Utilities

Some ad hoc utilities for analyzing FHIR resources. Requires msgpack and tqdm packages.

pack.py

The following scripts use msgpack for faster loading of resources (only a few seconds on 1.5M resources). Resources are assumed to be grouped into directories, one resource per JSON file. pack.py is used to pack these resources into a single msgpack-formatted file.

To pack all resources in a directory named CARRIER:

python pack.py CARRIER

search.py

Searches all packed resources for all instances of a given key, and returns all found paths along with unique values for the key (and companion key).

To find all instances of system and see found system/code pairs in CARRIER resources:

python search.py system code CARRIER

analyze.py

Performs some simple analysis of the structure and values within a pack of resources.

To see all requried and optional properties of extension elements within item elements on CARRIER resources:

$ python analyze.py -d INPATIENT -p item.extension
Required:
 - url (71)
 - valueQuantity (71)
Optional:

To see all encountered url values in extension elements of the base resource of INPATIENT resources:

$ python analyze.py -d INPATIENT -p extension -a url
Required:
 - https://bluebutton.cms.gov/resources/variables/clm_pass_thru_per_diem_amt (5071)
 - https://bluebutton.cms.gov/resources/variables/clm_pps_cptl_dsprprtnt_shr_amt (5071)
 - https://bluebutton.cms.gov/resources/variables/clm_pps_cptl_excptn_amt (5071)
 - https://bluebutton.cms.gov/resources/variables/clm_pps_cptl_fsp_amt (5071)
 - https://bluebutton.cms.gov/resources/variables/clm_pps_cptl_ime_amt (5071)
 - https://bluebutton.cms.gov/resources/variables/clm_pps_cptl_outlier_amt (5071)
 - https://bluebutton.cms.gov/resources/variables/clm_pps_old_cptl_hld_hrmls_amt (5071)
 - https://bluebutton.cms.gov/resources/variables/clm_tot_pps_cptl_amt (5071)
 - https://bluebutton.cms.gov/resources/variables/fi_num (5071)
 - https://bluebutton.cms.gov/resources/variables/nch_bene_blood_ddctbl_lblty_am (5071)
 - https://bluebutton.cms.gov/resources/variables/nch_bene_ip_ddctbl_amt (5071)
 - https://bluebutton.cms.gov/resources/variables/nch_bene_pta_coinsrnc_lblty_amt (5071)
 - https://bluebutton.cms.gov/resources/variables/nch_drg_outlier_aprvd_pmt_amt (5071)
 - https://bluebutton.cms.gov/resources/variables/nch_ip_ncvrd_chrg_amt (5071)
 - https://bluebutton.cms.gov/resources/variables/nch_ip_tot_ddctn_amt (5071)
 - https://bluebutton.cms.gov/resources/variables/nch_profnl_cmpnt_chrg_amt (5071)
 - https://bluebutton.cms.gov/resources/variables/prpayamt (5071)
Optional:
 - https://bluebutton.cms.gov/resources/variables/clm_mdcr_non_pmt_rsn_cd (78)
 - https://bluebutton.cms.gov/resources/variables/dsh_op_clm_val_amt (2869)
 - https://bluebutton.cms.gov/resources/variables/ime_op_clm_val_amt (2104)

tree.py

Performs larger-scale analysis of the structure within multiple packs of resources. The result is a JSON tree structure with statistics for each property stratified by profile, with along unique (scalar) values of system, code, and url. See summary.json for the output. The script utilizes multiple cores with multiprocessing.
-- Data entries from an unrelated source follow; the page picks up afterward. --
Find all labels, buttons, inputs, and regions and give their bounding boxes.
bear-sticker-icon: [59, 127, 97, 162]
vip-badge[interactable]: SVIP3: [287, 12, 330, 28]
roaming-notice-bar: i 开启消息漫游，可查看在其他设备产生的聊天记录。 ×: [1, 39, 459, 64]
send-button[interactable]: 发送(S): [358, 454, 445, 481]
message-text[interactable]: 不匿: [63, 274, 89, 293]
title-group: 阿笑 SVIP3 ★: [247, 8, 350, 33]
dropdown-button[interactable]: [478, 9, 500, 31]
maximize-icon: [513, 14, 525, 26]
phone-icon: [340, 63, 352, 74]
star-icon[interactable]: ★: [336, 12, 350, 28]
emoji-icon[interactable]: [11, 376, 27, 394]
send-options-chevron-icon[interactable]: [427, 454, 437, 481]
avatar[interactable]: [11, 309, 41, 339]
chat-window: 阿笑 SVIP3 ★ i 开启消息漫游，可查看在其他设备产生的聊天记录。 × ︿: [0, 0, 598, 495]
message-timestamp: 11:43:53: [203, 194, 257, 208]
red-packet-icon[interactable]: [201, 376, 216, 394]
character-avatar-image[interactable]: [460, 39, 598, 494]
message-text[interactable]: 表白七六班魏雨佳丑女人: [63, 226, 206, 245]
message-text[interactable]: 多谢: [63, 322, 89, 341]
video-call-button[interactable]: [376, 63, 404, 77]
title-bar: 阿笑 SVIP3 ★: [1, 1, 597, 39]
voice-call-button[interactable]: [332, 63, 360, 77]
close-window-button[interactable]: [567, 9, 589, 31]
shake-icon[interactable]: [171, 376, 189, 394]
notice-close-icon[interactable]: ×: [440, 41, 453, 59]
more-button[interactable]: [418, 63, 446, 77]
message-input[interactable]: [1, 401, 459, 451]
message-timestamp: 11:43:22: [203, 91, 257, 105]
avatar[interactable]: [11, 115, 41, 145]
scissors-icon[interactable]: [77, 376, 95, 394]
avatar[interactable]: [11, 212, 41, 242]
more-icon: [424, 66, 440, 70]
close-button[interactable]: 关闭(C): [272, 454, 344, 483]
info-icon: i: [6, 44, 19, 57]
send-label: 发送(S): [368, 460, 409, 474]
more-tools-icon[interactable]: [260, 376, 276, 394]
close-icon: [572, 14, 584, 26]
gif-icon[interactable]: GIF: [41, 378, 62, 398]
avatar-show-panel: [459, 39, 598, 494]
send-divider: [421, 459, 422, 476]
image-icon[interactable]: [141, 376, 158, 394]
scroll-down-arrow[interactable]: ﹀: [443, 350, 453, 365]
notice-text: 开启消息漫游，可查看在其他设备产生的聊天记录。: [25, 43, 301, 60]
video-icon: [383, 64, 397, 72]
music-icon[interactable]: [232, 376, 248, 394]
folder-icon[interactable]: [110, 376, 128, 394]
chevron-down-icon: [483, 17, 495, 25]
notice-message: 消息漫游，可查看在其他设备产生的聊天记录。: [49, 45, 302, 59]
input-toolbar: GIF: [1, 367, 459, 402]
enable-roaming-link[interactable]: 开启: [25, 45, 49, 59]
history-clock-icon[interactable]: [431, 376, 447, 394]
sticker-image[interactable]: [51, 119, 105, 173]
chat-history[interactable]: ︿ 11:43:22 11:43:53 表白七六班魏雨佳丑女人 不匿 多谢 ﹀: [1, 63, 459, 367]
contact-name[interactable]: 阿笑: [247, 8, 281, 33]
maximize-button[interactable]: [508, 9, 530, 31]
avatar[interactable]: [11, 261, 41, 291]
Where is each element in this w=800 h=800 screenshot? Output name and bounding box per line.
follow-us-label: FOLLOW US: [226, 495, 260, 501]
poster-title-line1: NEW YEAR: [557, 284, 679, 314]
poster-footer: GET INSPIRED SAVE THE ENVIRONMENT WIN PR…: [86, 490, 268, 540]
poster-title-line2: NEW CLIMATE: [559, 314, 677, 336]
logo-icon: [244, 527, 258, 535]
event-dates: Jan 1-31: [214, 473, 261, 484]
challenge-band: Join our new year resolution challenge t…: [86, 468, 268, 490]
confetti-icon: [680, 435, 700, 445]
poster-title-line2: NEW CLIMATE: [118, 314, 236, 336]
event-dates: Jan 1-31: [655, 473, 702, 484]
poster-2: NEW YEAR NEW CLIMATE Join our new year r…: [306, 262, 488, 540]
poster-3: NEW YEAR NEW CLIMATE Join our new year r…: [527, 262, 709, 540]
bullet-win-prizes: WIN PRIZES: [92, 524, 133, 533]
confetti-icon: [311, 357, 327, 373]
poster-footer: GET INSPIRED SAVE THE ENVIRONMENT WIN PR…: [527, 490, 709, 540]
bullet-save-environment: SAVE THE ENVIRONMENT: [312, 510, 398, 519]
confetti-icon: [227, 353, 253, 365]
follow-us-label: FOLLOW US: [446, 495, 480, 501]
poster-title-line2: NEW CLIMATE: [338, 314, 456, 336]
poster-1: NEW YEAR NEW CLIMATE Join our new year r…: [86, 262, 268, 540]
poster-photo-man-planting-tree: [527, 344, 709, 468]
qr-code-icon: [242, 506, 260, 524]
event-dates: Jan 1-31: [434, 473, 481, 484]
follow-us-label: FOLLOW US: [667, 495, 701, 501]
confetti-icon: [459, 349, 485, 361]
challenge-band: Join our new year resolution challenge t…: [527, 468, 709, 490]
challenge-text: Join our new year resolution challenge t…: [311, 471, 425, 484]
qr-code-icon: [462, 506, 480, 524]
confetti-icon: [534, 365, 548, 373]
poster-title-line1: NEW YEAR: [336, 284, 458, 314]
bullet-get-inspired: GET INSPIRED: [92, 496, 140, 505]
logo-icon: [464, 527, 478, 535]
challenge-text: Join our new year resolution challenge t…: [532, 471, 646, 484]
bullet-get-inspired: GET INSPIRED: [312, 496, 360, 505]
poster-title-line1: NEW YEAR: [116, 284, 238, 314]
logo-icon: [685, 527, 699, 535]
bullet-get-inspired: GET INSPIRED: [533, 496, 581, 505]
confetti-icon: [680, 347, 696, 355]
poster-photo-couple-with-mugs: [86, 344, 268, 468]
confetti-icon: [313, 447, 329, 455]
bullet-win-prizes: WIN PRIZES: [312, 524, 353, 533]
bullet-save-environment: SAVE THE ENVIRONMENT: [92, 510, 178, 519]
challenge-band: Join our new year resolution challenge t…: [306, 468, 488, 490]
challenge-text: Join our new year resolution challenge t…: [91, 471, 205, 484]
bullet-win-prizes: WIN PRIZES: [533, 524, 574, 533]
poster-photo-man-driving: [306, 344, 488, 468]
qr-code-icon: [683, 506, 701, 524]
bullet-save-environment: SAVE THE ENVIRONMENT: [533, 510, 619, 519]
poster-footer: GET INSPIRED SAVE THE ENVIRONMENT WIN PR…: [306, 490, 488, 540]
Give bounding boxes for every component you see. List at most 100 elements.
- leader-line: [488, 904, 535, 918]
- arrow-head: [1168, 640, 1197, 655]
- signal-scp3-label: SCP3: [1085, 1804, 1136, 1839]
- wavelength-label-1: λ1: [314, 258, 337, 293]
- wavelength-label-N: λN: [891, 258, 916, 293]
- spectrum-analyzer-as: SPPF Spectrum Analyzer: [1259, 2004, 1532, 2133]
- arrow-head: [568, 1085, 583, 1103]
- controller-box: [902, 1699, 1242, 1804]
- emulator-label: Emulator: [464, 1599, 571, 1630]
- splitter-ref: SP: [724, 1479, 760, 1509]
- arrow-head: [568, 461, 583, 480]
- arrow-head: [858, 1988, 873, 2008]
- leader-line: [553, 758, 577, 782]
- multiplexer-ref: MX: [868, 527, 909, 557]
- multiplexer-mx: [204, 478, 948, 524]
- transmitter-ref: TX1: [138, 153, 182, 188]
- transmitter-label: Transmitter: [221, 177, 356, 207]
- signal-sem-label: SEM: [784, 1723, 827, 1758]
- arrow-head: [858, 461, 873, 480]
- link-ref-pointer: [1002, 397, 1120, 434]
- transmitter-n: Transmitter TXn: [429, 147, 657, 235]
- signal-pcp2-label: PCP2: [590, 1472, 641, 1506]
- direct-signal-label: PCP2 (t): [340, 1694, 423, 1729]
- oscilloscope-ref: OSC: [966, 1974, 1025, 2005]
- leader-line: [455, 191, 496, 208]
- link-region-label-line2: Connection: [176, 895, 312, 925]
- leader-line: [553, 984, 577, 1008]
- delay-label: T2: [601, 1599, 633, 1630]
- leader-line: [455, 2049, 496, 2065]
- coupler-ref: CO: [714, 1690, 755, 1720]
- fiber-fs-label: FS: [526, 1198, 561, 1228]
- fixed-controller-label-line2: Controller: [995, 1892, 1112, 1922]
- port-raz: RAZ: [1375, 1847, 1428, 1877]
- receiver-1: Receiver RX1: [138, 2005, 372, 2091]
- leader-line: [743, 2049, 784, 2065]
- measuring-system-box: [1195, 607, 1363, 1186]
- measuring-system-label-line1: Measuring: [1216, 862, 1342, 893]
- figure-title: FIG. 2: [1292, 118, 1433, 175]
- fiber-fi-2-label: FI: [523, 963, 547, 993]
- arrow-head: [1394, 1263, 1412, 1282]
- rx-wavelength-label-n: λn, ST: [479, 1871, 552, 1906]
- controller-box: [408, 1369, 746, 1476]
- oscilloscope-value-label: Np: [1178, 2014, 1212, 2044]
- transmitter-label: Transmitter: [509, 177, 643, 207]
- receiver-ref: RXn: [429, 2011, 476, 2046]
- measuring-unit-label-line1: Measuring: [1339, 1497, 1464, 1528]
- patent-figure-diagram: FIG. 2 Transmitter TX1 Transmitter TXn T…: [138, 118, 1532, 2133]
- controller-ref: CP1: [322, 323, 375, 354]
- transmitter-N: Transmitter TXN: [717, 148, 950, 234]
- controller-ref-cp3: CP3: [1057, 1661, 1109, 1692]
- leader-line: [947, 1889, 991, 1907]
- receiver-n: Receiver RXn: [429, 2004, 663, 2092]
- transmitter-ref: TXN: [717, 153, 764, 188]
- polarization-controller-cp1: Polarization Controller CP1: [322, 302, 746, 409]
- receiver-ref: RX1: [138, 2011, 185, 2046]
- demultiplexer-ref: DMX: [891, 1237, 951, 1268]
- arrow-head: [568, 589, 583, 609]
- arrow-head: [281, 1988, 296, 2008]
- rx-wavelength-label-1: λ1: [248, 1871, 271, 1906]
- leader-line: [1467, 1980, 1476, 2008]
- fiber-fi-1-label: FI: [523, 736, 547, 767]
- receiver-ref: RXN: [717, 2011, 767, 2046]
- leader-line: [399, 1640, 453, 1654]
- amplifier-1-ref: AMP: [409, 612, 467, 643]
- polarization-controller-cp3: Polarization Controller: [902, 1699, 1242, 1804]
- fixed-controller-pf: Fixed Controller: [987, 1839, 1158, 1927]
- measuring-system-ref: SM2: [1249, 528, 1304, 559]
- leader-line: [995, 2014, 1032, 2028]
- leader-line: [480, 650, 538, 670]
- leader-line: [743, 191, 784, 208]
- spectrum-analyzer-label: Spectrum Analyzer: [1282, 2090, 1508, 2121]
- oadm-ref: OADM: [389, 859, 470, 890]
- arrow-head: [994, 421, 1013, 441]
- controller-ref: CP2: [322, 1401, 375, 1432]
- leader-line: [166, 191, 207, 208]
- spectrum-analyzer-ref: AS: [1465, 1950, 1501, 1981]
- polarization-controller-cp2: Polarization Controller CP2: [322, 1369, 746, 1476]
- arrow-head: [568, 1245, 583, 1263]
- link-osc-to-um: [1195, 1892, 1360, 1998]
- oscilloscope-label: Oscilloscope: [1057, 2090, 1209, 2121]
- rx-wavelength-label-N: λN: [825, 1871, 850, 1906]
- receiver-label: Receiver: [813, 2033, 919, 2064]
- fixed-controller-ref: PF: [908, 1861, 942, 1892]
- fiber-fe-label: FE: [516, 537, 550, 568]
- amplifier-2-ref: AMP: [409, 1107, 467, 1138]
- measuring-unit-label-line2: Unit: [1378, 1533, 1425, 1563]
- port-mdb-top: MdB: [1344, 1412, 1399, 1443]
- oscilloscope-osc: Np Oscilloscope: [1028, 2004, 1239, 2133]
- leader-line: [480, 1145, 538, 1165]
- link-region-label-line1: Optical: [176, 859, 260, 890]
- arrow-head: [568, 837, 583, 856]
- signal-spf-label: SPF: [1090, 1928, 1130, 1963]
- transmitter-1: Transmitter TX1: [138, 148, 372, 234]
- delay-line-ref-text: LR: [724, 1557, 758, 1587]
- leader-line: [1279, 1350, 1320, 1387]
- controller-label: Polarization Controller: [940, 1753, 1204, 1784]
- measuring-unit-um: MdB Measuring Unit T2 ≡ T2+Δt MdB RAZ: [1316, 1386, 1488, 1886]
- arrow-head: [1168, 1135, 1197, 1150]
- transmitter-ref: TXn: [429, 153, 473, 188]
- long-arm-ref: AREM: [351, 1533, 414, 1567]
$ python tree.py CARRIER INPATIENT PDE > summary.json

The --count option is useful when debugging to limit how many resources are analyzed per profile type.

extract_profile.py

Processes the output of tree.py to produce output for a given profile containing the tree of properties along with observed cardinalities. Observed values of system, code, and url from tree.py are output if there are between 1 and 25 of such values to capture common coding systems and extensions. See CARRIER_profile.txt, PDE_profile.txt and INPATIENT_profile.txt for the output.

$ cat summary.json | python extract_profile.py CARRIER > CARRIER_profile.txt

The resulting files were manually edited to remove uninteresting collections of values, and then run through an online unicode tree generator for beautification. The results can be found at CARRIER_tree.txt, PDE_tree.txt and INPATIENT_tree.txt.